Data for Unit-Level Analyses
We captured all alarms occurring on the study units during the study period using data from BedMasterEx. We obtained census data accurate to the hour from the Clinical Data Warehouse.
Data Captured in All Huddles
During each huddle, we collected the number of patients whose alarms were discussed, patient characteristics, presence of nurses and physicians, and monitoring changes agreed upon. We then followed up 4 hours later to determine if changes were made at the bedside by examining monitor settings.

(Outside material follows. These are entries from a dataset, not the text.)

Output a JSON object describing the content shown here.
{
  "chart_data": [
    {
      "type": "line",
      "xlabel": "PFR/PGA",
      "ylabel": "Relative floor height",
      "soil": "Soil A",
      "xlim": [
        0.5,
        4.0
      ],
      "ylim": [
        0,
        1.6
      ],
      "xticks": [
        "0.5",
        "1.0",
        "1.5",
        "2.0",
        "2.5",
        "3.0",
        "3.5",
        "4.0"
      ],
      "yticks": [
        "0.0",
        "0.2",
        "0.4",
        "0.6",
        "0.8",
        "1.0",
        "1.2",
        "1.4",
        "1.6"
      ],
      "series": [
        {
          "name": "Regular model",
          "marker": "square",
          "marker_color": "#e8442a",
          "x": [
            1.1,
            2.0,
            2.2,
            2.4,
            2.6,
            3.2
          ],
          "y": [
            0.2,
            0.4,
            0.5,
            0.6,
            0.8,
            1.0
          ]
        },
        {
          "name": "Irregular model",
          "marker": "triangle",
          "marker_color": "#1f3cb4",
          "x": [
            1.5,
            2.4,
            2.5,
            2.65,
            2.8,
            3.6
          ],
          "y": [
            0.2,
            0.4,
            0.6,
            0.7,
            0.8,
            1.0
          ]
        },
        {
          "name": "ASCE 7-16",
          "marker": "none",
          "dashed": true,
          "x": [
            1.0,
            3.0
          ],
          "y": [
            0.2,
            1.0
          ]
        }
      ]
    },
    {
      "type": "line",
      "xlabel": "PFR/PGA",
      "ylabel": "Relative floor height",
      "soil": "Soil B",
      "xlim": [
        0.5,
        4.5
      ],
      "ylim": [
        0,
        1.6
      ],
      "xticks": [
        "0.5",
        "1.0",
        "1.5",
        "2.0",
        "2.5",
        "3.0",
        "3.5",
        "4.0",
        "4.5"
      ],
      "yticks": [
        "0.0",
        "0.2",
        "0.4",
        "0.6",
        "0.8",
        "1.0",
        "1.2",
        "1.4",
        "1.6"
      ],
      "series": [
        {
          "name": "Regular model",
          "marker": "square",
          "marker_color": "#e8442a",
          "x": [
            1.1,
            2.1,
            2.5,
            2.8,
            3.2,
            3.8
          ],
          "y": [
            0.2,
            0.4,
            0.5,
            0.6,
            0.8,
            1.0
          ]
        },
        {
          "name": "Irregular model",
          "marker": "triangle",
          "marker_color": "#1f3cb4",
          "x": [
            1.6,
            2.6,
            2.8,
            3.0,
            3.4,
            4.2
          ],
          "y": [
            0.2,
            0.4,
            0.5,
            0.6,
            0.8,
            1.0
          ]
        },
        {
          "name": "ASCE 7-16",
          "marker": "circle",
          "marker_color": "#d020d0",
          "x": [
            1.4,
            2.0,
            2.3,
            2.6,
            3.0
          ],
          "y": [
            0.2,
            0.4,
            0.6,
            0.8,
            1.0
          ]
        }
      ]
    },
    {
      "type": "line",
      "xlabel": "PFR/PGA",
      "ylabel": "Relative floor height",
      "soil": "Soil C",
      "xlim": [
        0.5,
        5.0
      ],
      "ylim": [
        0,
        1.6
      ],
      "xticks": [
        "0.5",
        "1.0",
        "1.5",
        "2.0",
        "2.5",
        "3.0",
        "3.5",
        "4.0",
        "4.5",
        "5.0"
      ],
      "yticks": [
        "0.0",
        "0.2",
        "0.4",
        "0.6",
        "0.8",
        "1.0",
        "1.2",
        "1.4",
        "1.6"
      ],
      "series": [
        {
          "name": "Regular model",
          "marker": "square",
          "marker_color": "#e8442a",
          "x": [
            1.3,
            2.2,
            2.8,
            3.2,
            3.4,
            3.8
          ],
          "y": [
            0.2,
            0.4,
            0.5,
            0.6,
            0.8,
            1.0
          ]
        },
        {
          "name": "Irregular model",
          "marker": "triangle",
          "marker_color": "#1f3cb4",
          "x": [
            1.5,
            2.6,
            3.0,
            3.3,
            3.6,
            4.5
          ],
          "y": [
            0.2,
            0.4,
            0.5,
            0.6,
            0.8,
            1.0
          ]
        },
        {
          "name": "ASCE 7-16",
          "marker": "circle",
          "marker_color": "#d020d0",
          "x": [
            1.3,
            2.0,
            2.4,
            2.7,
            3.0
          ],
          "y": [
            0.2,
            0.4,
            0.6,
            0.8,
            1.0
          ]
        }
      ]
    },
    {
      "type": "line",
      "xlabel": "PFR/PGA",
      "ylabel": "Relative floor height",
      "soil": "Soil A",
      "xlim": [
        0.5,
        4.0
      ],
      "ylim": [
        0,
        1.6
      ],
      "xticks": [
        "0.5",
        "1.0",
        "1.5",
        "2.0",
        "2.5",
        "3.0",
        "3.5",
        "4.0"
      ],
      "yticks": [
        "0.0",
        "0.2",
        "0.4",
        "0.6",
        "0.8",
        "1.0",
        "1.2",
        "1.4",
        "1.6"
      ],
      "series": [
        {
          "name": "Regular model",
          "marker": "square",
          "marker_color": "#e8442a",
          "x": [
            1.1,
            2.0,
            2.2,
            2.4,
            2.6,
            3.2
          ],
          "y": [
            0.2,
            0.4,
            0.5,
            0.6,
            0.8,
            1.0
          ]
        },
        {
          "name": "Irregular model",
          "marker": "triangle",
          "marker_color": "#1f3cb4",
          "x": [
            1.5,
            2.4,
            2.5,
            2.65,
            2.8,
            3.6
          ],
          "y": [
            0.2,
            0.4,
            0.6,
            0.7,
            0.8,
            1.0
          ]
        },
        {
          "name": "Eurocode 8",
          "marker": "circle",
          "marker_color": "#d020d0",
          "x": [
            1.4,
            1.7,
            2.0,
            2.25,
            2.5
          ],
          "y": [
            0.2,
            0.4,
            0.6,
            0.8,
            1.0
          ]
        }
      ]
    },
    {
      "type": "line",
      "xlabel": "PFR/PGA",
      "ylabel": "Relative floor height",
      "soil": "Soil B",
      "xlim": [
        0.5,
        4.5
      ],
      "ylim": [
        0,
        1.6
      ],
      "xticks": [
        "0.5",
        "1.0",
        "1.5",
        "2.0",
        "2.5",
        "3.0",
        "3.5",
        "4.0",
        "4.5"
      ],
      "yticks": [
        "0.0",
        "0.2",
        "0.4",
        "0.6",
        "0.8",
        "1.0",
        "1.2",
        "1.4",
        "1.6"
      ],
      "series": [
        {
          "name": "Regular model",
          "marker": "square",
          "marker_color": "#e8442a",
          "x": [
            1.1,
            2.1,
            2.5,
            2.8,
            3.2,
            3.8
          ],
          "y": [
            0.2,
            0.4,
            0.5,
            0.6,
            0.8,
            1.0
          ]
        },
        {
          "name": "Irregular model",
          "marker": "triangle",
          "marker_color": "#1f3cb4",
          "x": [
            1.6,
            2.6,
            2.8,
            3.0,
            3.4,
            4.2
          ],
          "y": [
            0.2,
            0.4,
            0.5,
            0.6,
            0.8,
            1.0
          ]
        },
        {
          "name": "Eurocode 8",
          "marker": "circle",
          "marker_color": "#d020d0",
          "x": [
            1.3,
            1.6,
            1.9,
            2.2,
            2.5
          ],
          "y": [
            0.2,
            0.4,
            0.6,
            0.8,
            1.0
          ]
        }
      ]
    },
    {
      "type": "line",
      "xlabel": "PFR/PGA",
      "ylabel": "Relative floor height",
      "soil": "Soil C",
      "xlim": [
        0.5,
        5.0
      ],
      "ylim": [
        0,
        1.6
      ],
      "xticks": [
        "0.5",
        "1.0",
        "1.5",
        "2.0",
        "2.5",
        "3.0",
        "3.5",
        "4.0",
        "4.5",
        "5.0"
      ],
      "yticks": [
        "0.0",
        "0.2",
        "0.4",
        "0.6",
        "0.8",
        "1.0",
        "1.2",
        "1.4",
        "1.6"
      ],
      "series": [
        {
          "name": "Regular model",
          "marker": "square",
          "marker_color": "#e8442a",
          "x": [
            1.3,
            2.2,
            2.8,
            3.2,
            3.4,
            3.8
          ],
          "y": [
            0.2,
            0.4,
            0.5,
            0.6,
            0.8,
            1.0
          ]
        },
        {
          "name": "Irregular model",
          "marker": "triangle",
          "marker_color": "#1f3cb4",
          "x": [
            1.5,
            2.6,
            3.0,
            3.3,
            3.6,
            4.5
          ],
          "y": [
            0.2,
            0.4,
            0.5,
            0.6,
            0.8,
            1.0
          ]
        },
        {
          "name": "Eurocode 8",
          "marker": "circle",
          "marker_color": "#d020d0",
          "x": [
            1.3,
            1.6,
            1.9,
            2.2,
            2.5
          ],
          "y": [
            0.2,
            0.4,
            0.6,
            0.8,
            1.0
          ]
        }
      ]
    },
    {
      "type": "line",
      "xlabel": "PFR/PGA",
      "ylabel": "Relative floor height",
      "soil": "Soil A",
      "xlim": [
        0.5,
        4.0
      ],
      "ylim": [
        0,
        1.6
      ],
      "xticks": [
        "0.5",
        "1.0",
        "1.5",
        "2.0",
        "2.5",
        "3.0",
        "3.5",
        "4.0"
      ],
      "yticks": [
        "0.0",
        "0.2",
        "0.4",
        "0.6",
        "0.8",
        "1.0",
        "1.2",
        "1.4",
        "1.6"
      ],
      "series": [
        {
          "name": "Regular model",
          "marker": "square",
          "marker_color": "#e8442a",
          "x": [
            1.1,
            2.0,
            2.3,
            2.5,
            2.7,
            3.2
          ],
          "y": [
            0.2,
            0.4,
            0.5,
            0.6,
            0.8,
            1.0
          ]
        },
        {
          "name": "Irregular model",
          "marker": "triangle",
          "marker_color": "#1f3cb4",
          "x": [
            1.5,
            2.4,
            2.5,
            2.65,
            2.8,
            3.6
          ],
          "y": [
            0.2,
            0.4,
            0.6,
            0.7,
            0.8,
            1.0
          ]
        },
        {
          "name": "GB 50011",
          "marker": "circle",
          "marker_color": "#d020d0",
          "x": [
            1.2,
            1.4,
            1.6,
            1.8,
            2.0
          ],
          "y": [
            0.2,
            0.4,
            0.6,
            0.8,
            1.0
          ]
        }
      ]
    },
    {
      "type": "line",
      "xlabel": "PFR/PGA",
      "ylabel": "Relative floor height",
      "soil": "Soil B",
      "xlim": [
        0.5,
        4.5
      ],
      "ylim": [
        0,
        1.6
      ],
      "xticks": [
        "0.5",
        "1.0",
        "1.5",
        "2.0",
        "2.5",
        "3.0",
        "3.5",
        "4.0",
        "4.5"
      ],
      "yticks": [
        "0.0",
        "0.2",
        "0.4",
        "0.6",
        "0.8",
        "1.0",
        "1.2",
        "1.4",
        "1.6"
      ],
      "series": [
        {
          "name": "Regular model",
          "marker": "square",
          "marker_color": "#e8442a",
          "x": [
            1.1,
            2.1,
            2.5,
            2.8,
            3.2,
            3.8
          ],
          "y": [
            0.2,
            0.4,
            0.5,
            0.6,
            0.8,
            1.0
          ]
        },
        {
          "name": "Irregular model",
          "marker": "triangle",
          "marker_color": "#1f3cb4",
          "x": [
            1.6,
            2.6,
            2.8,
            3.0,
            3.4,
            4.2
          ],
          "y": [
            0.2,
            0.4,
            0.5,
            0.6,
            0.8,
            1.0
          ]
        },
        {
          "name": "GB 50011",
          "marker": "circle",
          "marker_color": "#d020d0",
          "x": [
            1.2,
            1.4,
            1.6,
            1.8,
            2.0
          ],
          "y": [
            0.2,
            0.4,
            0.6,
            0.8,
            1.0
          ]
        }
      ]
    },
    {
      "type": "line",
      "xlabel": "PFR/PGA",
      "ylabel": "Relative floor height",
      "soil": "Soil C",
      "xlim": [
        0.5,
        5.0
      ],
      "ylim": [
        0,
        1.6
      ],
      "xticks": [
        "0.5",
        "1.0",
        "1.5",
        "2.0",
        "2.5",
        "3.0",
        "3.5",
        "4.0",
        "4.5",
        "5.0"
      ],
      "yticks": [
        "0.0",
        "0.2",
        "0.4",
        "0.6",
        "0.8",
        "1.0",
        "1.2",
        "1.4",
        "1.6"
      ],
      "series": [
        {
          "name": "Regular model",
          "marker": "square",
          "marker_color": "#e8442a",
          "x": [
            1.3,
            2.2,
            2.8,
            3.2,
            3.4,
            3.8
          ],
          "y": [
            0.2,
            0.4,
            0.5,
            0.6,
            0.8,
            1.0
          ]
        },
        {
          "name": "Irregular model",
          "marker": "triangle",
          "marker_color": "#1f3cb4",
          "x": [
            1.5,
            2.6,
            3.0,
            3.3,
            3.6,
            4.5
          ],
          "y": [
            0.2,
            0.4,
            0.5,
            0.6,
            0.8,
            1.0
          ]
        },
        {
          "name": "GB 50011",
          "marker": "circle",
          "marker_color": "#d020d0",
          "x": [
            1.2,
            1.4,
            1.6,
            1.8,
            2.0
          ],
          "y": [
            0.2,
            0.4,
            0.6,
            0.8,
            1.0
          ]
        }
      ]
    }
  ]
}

Data Captured Only During Intensive Data Collection Days
We randomly selected 1 day during each of the 16 weeks of the postimplementation period to obtain additional patient-level data. On each intensive data collection day, the 4 monitored patients on each intervention and control unit with the most high-acuity alarms in the 4 hours prior to huddles occurring — regardless of whether or not these patients were later discussed in huddles — were identified for data collection. On these dates, a member of the research team reviewed each patient’s alarm counts in 4-hour blocks during the 24 hours before and after the huddle. Given that the huddles were not always at the same time every day (ranging between 10:00 and 13:00), we operationally set the huddle time as 12:00 for all units.
Data Analysis
We used Stata/SE 14.2 for all analyses.
Unit-Level Alarm Rates
To compare unit-level rates, we performed an interrupted time series analysis using segmented (piecewise) regression to evaluate the impact of the intervention.19,20 We used a multivariable generalized estimating equation model with the negative binomial distribution21 and clustering by unit. We bootstrapped the model and generated percentile-based 95% confidence intervals. We then used the model to estimate the alarm rate difference in differences between the baseline data collection period and the postimplementation data collection period for intervention versus control units.
Patient-Level Alarm Rates
In contrast to unit-level analysis, we used an embedded cohort design to model the change in individual patients’ alarms between the 24 hours leading up to huddles and the 24 hours following huddles in patients who were versus patients who were not discussed in huddles. The analysis was restricted to the patients included in intensive data collection days. We performed bootstrapped linear regression and generated percentile-based 95% confidence intervals using the difference in 4-hour block alarm rate between pre- and posthuddle as the outcome. We clustered within patients. We stratified by unit and preceding alarm rate. We modeled the alarm rate difference between the 24-hour prehuddle and the 24-hour posthuddle for huddled and nonhuddled patients and the difference in differences between exposure groups.